MRI: Magnetic resonance image. a special diagnostic image taken by an "MRI" scanner that takes"slices" of a body part.

 

P

Photon Treatment: a form of radiation therapy in which the radiation oncologist selects a specific radiation energy appropriate for the patient's body size and depth of the tumour(the higher the energy the deeper the beam reaches inside the body. Contrary to electron treatment, photon treatment deposits a radiation dose above and below the tumour site.

Physicist: the radiation oncology health professional whose primary duty is to oversee the quality assurance aspect of a patient's treatment. Some duties may include calibration and overseeing of the radiation equipment and overseeing charting.

Port Film: a radiographic image captured on film that shows the prescribed treatment area (port). A port film is different form an X-Ray in that a port film is taken for the purpose of a record of the body site treated with radiation and is generally not used as a diagnostic tool.

 

R

Radiation Oncologist: the radiation oncology health professional who is a physician who prescribes and oversees a course of radiation therapy.

Radiographer: the radiation oncology health professional who carries out the radiation prescription by using a radiation machine. Some radiographers also perform treatment simulations and planning.

Remote Afterloading: refers to Brachytherapy delivered by loading the radioactive sources into the patient form a remote location.
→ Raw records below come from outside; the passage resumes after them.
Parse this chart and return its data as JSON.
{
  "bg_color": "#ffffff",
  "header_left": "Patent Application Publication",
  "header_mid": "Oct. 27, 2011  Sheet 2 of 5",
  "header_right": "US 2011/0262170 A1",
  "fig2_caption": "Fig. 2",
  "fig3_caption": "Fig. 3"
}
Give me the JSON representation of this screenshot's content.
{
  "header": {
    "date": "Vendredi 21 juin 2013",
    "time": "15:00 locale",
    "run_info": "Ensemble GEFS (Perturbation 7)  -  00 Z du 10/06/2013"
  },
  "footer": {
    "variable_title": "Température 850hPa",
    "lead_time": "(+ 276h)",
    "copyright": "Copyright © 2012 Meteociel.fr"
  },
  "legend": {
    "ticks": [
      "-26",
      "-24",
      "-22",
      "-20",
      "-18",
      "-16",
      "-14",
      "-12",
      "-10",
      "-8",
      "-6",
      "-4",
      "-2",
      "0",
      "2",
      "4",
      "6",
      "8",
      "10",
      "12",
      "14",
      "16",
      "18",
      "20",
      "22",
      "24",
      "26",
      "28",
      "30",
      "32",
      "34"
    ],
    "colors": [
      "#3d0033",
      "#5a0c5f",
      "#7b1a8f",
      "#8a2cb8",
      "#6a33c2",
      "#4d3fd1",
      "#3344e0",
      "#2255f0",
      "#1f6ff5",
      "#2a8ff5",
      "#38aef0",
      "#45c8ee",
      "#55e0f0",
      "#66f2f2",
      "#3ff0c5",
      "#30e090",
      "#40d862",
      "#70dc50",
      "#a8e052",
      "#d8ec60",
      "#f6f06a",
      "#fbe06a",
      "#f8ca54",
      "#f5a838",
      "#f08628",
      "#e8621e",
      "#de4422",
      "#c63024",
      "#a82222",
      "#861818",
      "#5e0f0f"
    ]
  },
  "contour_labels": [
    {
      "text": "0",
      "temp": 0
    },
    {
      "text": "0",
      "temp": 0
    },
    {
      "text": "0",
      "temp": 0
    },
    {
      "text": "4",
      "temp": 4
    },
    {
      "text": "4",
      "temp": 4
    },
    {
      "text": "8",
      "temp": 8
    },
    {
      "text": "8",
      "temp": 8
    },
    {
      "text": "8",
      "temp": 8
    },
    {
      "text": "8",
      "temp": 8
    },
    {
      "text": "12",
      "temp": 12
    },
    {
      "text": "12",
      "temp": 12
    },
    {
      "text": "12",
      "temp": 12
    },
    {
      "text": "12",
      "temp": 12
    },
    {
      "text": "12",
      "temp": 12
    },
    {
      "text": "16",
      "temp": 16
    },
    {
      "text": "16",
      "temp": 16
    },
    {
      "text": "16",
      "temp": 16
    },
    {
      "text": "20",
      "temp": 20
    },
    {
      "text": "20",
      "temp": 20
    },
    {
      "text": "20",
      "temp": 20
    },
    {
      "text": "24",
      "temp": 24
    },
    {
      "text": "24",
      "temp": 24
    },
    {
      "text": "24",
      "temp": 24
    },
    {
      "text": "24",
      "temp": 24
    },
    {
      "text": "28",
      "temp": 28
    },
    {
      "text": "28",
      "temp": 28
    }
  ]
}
Ribbons: refers to the temporary interstitial placement of radioactive elements.

 

S

Set Up: a procedure whereby the physical parameters (i.e. body position, machine angle) are defined before the treatment is given. A set up may be done on a simulator, radiation therapy treatment unit, or a diagnostic X-Ray unit.

Shield: a treatment device,that' generally is custom made which spares radiation to a specific body area.

Simulation: a radiation oncology procedure, performed prior to treatment, carried out on a dedicated"simulator", radiation therapy treatment unit, or diagnostic X-Ray unit during which the treatment parameters (patient position, field size, etc.) are defined. This procedure "simulates" the actual treatment without delivering the radiation dose.

Simulator: a treatment planning machine whose physical parameters mimics those of an actual radiation treatment unit, but without the high radiation beam energy that actually delivers a treatment.

Sources: refers to intracavitary placement or permanent interstitial placement of radioactive elements.In contrast to ribbons.

Stereotactic: refers to a method of precisely locating areas in the brain.

 

T

TBI: total body irradiation. Refers to a radiation beam that encompasses the entire body.

Treatment: specifically, the radiation beam time for each field or more generally all ports that are treated in one visit.

Treatment Plan: the process whereby the radiation oncologist provides interpretation of tests, tumour localisation, treatment time/dose determination, choice of treatment modalities, determination of number and size of treatment ports, selection of treatment devices, etc.